What direction should you apply the joint glide for grade 1 and 2 mobilizations?

A

Perform in direction which initially caused their pain if tolerated.
Done in open pack position.

51
Q

What direction should you apply the joint glide for grade 3 and 4 mobilizations?

A

Follow the convex on concave rule so mobilize opposite direction of osteokinematics. Or follow concave on convex rule so mobilize in same direction of osteokinematics.
- apply mobilization at the end ROM if can tolerate.

52
Q

Describe Mulligan’s Mobilization with movement.

A

Combined sustained joint mobilization applied by therapist while patient performs active movement to end range.

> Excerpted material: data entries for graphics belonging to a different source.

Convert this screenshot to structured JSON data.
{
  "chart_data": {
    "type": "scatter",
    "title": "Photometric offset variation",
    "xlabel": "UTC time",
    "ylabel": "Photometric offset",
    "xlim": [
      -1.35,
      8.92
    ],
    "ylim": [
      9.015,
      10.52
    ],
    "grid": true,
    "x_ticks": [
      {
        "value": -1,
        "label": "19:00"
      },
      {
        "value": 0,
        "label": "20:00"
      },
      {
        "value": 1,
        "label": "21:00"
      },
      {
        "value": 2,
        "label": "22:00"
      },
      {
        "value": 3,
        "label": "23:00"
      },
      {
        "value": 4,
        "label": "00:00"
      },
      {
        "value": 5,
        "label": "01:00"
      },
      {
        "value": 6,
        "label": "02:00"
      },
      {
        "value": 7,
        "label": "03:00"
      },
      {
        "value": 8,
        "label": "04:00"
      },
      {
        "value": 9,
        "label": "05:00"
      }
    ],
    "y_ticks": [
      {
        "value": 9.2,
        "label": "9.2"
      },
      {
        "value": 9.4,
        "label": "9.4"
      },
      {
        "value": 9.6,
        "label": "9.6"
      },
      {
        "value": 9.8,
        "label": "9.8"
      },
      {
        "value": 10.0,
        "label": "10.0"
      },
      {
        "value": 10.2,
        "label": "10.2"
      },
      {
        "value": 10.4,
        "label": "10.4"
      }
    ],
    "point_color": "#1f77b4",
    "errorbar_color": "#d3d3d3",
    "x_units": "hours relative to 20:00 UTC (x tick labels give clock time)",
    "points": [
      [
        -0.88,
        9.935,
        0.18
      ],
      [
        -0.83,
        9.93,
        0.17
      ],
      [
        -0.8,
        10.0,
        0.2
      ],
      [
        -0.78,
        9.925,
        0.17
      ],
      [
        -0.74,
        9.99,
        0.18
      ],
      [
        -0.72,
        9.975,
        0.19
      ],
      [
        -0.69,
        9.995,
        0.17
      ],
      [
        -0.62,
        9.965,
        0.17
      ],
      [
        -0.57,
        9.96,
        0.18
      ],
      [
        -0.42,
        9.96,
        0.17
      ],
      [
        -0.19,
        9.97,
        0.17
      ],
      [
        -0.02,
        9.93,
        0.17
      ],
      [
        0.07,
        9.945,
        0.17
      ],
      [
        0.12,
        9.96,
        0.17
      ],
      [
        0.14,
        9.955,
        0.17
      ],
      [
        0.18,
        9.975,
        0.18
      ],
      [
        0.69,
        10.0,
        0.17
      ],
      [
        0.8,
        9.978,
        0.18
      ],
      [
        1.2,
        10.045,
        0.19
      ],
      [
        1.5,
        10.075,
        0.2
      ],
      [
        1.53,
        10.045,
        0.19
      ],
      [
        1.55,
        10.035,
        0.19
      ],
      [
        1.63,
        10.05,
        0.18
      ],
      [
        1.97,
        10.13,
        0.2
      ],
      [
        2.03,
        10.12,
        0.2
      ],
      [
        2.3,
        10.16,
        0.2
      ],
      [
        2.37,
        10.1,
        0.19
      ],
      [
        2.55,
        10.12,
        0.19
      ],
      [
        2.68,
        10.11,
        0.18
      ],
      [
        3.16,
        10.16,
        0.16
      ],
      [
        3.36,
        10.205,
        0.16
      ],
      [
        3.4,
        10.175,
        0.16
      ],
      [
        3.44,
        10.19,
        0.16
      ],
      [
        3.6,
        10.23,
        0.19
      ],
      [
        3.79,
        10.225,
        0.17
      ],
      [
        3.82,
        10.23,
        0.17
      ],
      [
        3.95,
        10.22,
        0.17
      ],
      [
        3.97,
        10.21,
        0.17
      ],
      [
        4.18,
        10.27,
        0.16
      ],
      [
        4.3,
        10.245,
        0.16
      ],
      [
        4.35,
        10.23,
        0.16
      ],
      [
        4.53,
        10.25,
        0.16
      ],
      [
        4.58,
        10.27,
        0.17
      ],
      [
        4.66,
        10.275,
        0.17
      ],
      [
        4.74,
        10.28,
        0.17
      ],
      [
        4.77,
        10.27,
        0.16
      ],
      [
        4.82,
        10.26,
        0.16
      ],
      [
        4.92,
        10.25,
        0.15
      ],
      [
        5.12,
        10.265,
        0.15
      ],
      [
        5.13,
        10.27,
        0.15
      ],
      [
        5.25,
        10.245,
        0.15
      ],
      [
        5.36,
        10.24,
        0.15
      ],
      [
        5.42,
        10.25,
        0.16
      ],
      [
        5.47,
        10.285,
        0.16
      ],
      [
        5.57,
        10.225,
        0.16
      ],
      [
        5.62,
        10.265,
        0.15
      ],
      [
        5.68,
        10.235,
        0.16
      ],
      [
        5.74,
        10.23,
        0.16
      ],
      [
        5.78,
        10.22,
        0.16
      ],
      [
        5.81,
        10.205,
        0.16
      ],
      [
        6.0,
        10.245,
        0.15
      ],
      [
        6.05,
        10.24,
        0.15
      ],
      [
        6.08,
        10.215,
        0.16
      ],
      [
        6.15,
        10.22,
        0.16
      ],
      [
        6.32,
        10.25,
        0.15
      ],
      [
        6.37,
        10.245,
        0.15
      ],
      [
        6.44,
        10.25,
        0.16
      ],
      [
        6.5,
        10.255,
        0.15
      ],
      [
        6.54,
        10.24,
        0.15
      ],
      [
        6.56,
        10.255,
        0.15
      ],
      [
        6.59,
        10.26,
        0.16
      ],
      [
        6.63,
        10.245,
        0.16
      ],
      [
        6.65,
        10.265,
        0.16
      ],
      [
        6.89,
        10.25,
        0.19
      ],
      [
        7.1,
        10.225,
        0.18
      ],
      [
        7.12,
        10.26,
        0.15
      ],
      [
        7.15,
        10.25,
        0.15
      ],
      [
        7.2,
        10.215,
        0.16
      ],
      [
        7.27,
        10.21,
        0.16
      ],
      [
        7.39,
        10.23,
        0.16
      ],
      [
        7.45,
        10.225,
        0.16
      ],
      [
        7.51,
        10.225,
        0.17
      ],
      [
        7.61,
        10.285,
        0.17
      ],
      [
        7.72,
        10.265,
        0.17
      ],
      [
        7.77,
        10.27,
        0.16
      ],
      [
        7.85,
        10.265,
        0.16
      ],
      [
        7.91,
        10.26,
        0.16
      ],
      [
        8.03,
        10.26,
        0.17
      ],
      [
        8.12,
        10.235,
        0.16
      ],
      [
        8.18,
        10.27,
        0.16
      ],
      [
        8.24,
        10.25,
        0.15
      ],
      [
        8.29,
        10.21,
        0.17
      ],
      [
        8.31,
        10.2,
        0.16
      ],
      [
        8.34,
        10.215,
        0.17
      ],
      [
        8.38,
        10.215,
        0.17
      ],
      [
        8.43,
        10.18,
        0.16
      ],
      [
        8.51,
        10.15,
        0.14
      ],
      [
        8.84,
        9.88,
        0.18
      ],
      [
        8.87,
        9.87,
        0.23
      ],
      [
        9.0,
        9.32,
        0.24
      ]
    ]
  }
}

Golden rule of MWMs should be painless, if pain occurs either need to change direction of force, correct pressure or not use MWMs.

53
Q

What is the theory for Mulligan’s Mobilization with Movement?

A

Bony positional faults contribute to painful joint restrictions.

54
Q

What are the guidlines for Mulligan’s Mobilization with Movement?

A
  1. Should be pain free when performing
  2. Apply 10 times before reassessing joint motion
  3. Overpressure should be applied at end range of AROM.